This page contains descriptions and links to various datasets and data products derived from OCLEP reports
This page contains descriptions and links to various datasets and data products derived from OCLEP reports
Evidence by Country Explicitly Mentioned in October 2025 OCLEP Field Reports
OCLEP October 2025 evidence confirms that Cuba’s medical brigades abroad operate as a state-managed forced-labor and trafficking system. The pattern of wage retention, document confiscation, intimidation, and ethical coercion is now extensively documented. Host countries contracting these missions without independent oversight are complicit in enabling exploitation contrary to ILO and UN standards.
October 2025 OCLEP evidence confirms that Cuba’s domestic healthcare system remains in a state of systemic collapse. By redirecting personnel and resources abroad for revenue generation, the Cuban government has effectively dismantled its own public-health foundations, leaving citizens dependent on humanitarian aid and informal supply chains for survival.
Evidence by Country Explicitly Mentioned in November 2025 OCLEP Field Reports
The November 2025 OCLEP evidence confirms that Cuba’s medical missions operate as a state-administered system of forced labor and trafficking. The persistent combination of wage retention, document confiscation, coercive controls, falsification mandates, intimidation, sexual-coercion risks, and post-mission vulnerability constitutes a structural pattern rather than isolated abuse. Host-country governments that contract these programs without independent oversight risk becoming complicit in enabling forced labor, contrary to ILO and UN standards.
See OCLEP November 2025 report here
The November 2025 field-report cycle reinforces that Cuba’s medical missions—and parallel labor-export arrangements in construction, culture, maritime work, and industrial sectors across all regions examined, the evidence reveals practices that violate core international conventions on forced labor, freedom of movement, family unity, and the right to fair and safe working conditions including but not limited to:
· American Convention on Human Rights (ACHR)
· Convention on the Rights of the Child (CRC)
· International Covenant on Civil and Political Rights (ICCPR)
· International Covenant on Economic, Social and Cultural Rights (ICESCR)
· International Labour Organization (ILO) Convention 29
· International Labour Organization (ILO) Convention 105
· Universal Declaration of Human Rights (UDHR)
See OCLEP November 2025 report here
Cuba’s Forced-Labor State: Cross-Sector Coercion and the Central Role of Medical Missions
Data Collection: November 1-30, 2025.
Number of Field Reports: 15
· Evidence from 13 November 2025 field reports and survivor consultations shows that coercive practices—passport confiscation, wage expropriation, movement restrictions, surveillance, and family reprisals—are built into the design of medical missions and replicated across construction, cultural, industrial, and maritime sectors.
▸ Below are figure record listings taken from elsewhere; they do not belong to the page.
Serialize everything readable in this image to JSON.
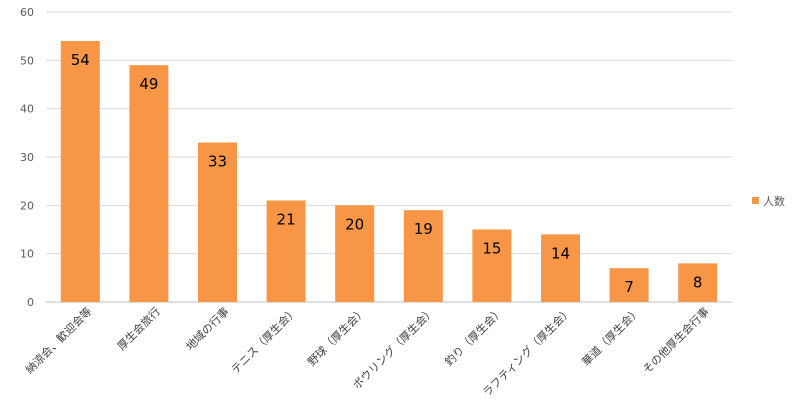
{
  "chart_data": {
    "type": "bar",
    "categories": [
      "納涼会、歓迎会等",
      "厚生会旅行",
      "地域の行事",
      "テニス（厚生会）",
      "野球（厚生会）",
      "ボウリング（厚生会）",
      "釣り（厚生会）",
      "ラフティング（厚生会）",
      "華道（厚生会）",
      "その他厚生会行事"
    ],
    "series": [
      {
        "name": "人数",
        "values": [
          54,
          49,
          33,
          21,
          20,
          19,
          15,
          14,
          7,
          8
        ]
      }
    ],
    "ylim": [
      0,
      60
    ],
    "yticks": [
      0,
      10,
      20,
      30,
      40,
      50,
      60
    ],
    "grid": true,
    "data_labels": true,
    "legend": "right",
    "colors": {
      "bar": "#f79646",
      "grid": "#d9d9d9",
      "axis": "#bfbfbf"
    }
  }
}
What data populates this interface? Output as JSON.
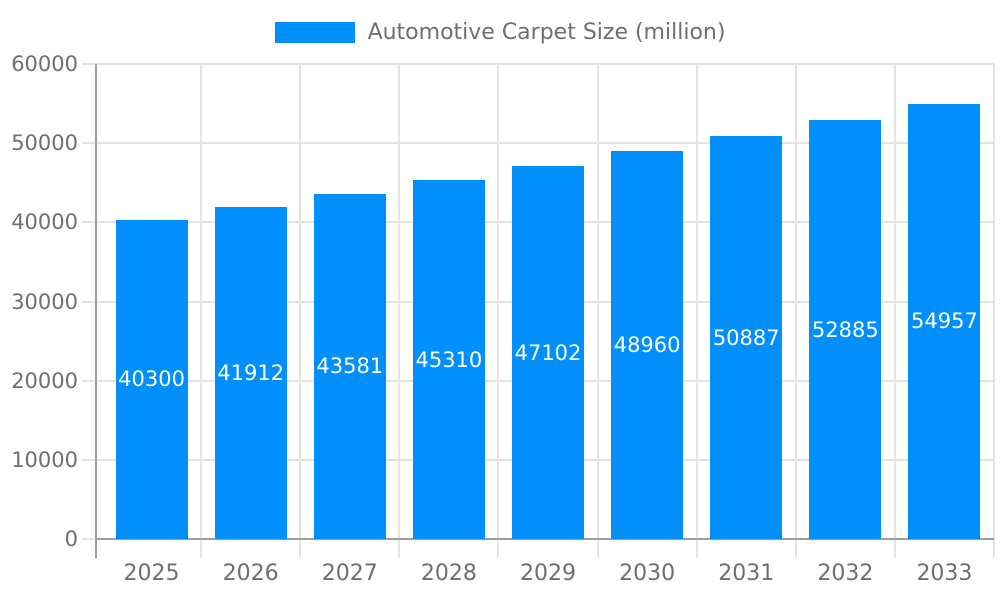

· Cuban state enterprises (SMC, UCCM, Servimed) control recruitment, deployment, financial flows, and disciplinary measures, retaining 70–90% of workers’ salaries and enforcing conditions incompatible with international labor and human-rights standards.
· Participation in missions reflects economic compulsion, not free choice. The growing dependence of professionals on overseas deployments strengthens the coercive leverage of Cuban authorities.
· Cases documented in Italy and Canada—though outside OCLEP’s direct collection—illustrate that Cuban forced-labor schemes are expanding into jurisdictions presumed to have strong protections, revealing gaps in host-country due diligence.
· States that contract Cuban labor without ensuring independent oversight, contract transparency, and worker protections risk becoming de facto enablers of forced labor, contrary to obligations under ILO, UN, and Inter-American frameworks.
· Exiled professionals continue to describe coercion with clarity and consistency despite security risks, underscoring the need for protective mechanisms, documentation support, and pathways for safe reporting.
Despite fundamentally different methodologies and institutional mandates, OCLEP and BIICL converge on the same core findings: Cuban medical missions operate through systemic coercive practices that meet international indicators of forced labor and raise serious trafficking concerns. OCLEP’s testimony-driven, real-time monitoring reveals the lived experience and human cost of these practices, while BIICL’s longitudinal legal analysis explains how contractual frameworks and dominant humanitarian narratives have enabled their persistence. The convergence of bottom-up and top-down evidence substantially strengthens the credibility and robustness of both analyses.